Here's the recipe I use

Crispy Almonds
1 1/2 pounds of almonds a glass container
Filtered water to cover the nuts by a few inches
1 T. SEA salt NOT table salt

1. Leave the nuts in a warm place to soak overnight or for at least 7 hours. See the above pic.
2. After soaking, just pour the water off and dump the nuts on a big cookie sheet and place in the oven at 150 degrees F for 12-24 hours.

When they're done, the inside of the nuts should look kinda toasty and they'll have a roasty, crunchy taste and texture.

Nourishing Traditions suggests slightly less salt for walnuts and pecans but I confess that I rarely measure for this recipe. I just toss approximately a tablespoon for all three recipes and they always taste great. Also, NT recommends storing walnuts and pecans in the fridge, though ours rarely last long enough for this to be necessary.

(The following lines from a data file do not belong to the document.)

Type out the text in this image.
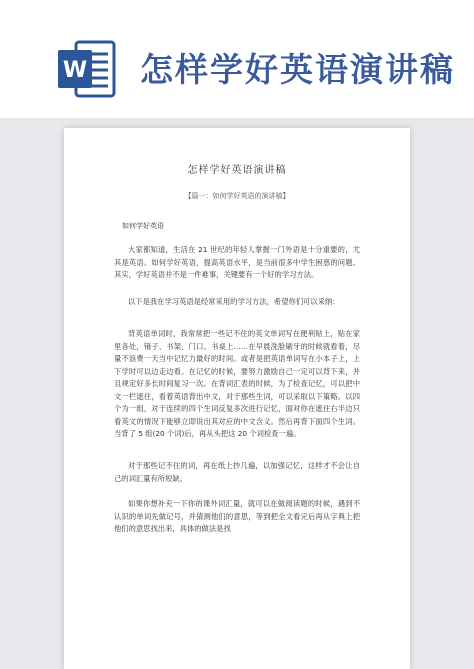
W 怎样学好英语演讲稿
怎样学好英语演讲稿
【篇一：如何学好英语的演讲稿】
如何学好英语

大家都知道，生活在 21 世纪的年轻人掌握一门外语是十分重要的，尤其是英语。如何学好英语，提高英语水平，是当前很多中学生困惑的问题。其实，学好英语并不是一件难事，关键要有一个好的学习方法。

以下是我在学习英语是经常采用的学习方法，希望你们可以采纳：

背英语单词时，我常常把一些记不住的英文单词写在便利贴上，贴在家里各处，镜子、书架、门口、书桌上……在早晨洗脸刷牙的时候就看着，尽量不浪费一天当中记忆力最好的时间。或者是把英语单词写在小本子上，上下学时可以边走边看。在记忆的时候，要努力激励自己一定可以背下来，并且规定好多长时间复习一次。在背词汇表的时候，为了检查记忆，可以把中文一栏遮住，看着英语背出中文，对于那些生词，可以采取以下策略。以四个为一组，对于连续的四个生词反复多次进行记忆，面对你在遮住右半边只看英文的情况下能够立即说出其对应的中文含义。然后再背下面四个生词。当背了 5 组(20 个词)后，再从头把这 20 个词检查一遍。

对于那些记不住的词，再在纸上抄几遍，以加强记忆，这样才不会让自己的词汇量有所短缺。

如果你想补充一下你的课外词汇量，就可以在做阅读题的时候，遇到不认识的单词先做记号，并猜测他们的意思，等到把全文看完后再从字典上把他们的意思找出来，具体的做法是找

Dehydrators work great for this process because the oven stays free for other uses. Unfortunately, my dehydrator isn't very big and I got tired of making these in batches so, I switched to my oven. It is important to note that according to raw food gurus, you need to keep the temp under 115 F in order to keep those digestive enzymes alive. But, if you don't have a dehydrator or if your oven doesn't go below 200, you'll still be getting a healthier product than what you'd be buying in the store.

I do want to mention that if you have an actual nut allergy - like something that causes anaphylaxis - I am NOT recommending this as a remedy. But, if you find that eating nuts just bothers your stomach a little or you just don't like the flavor, this is the recipe for you!